Autres problèmes relevés par Arjun Makhijani : la couche callovo-oxfordienne est supposée être homogène au sein de la Zira, en fait, elle ne l’est pas (une question de sémantique pour Patrick Lebon) ; les contraintes dans le béton ne seront pas uniformes et notamment sur les jointures ; les alvéoles de stockage ont tendance à s’ovaliser. « On l’observe déjà », note Arjun Makhijani, jugeant que ce n’est pas très rassurant. « Deux experts de l’équipe s’inquiètent de l’état des alvéoles et je ne rapporte pas les conversations privées », lâche le chercheur avec un sourire entendu. « L’Andra pense que les alvéoles vont se cicatriser… »

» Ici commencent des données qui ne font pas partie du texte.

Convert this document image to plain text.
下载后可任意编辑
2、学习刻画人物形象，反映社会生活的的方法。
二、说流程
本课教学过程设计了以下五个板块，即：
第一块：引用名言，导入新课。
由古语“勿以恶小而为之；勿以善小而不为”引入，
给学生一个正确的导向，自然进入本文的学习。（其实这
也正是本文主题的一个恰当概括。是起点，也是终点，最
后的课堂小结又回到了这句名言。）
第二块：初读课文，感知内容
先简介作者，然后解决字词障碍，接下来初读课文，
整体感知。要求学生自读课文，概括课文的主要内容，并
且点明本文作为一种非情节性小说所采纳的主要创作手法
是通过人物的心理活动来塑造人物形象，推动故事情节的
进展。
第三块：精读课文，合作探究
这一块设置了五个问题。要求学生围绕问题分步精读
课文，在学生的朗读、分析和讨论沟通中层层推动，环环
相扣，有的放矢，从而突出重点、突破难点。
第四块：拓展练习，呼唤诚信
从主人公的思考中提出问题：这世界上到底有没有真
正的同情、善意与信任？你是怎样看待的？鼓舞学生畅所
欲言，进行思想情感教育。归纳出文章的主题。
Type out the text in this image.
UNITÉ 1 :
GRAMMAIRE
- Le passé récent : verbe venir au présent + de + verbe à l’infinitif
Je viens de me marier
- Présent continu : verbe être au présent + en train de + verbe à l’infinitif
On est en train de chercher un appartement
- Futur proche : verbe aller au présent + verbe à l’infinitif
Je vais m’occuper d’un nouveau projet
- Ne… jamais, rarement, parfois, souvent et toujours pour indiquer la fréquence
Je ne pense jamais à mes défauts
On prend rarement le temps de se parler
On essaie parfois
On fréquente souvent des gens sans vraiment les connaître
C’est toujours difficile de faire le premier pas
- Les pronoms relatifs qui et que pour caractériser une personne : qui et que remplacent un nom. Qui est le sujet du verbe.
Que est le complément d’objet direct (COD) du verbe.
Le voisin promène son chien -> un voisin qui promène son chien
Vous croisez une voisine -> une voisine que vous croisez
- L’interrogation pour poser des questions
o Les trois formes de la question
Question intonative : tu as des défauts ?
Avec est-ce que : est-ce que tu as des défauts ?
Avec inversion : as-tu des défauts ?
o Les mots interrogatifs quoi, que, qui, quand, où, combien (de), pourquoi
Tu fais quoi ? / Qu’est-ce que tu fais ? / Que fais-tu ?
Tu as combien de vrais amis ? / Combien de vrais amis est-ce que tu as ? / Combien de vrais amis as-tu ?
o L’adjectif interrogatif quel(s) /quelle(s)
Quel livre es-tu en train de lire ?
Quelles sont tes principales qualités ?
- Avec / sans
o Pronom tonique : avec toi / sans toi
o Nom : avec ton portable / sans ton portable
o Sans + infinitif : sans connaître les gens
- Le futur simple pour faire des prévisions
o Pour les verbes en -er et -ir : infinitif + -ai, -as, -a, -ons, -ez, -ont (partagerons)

« Le vide se referme », tranche Patrick Lebon. « Cela s’explique par la décharge mécanique quand on creuse. La forme de l’alvéole est un peu plus carrée que ronde. Nous y travaillons en laboratoire mais - a priori - cela ne pose pas de problème. Notamment parce que le choc ne produit des effets que pendant deux à trois jours. Les capteurs confirment que la forme de l’alvéole ne bouge plus après ce laps de temps très court. »

Devoir d’inventaire

« La quantité maxi n’est pas définie. Les types de déchets qui seront stockés doivent rapidement et définitivement être précisés. Cela découle évidemment de la politique énergétique de la France. Le type et les quantités stockées sont fondés sur le parc actuel. Les études de l’Andra sont centrées sur les MAVL et les HAVL, sans prendre en compte le MOX, un combustible usé non retraité, conditionné dans des containers de 3,3 m. Les contraintes sont différentes et les dommages sur les alvéoles plus grands. Il y a assez de place dans le laboratoire mais l’Andra ne procède pas à ces tests » (lire ci-dessous).

« Enfin, je note que le dimensionnement découle de l’inventaire quantitatif et qualitatif. »

« Pour l’instant, nous travaillons sur l’inventaire qui nous a été donné. D’ici 2013, l’inventaire nécessaire à la demande d’autorisation sera fixé mais ne sera pas gravé dans le marbre. S’il faut modifier notre cahier des charges, cela fera l’objet d’une nouvelle demande d’autorisation », répond Patrick Lebon.

Réversibilité et enfouissement

Pour Arjun Makhijani, « la réversibilité est plus politique que technique ». Elle est imposée par loi. Pendant un siècle. En revanche, « elle aura des conséquences négatives sur le plan technique ». Notamment en terme de corrosion.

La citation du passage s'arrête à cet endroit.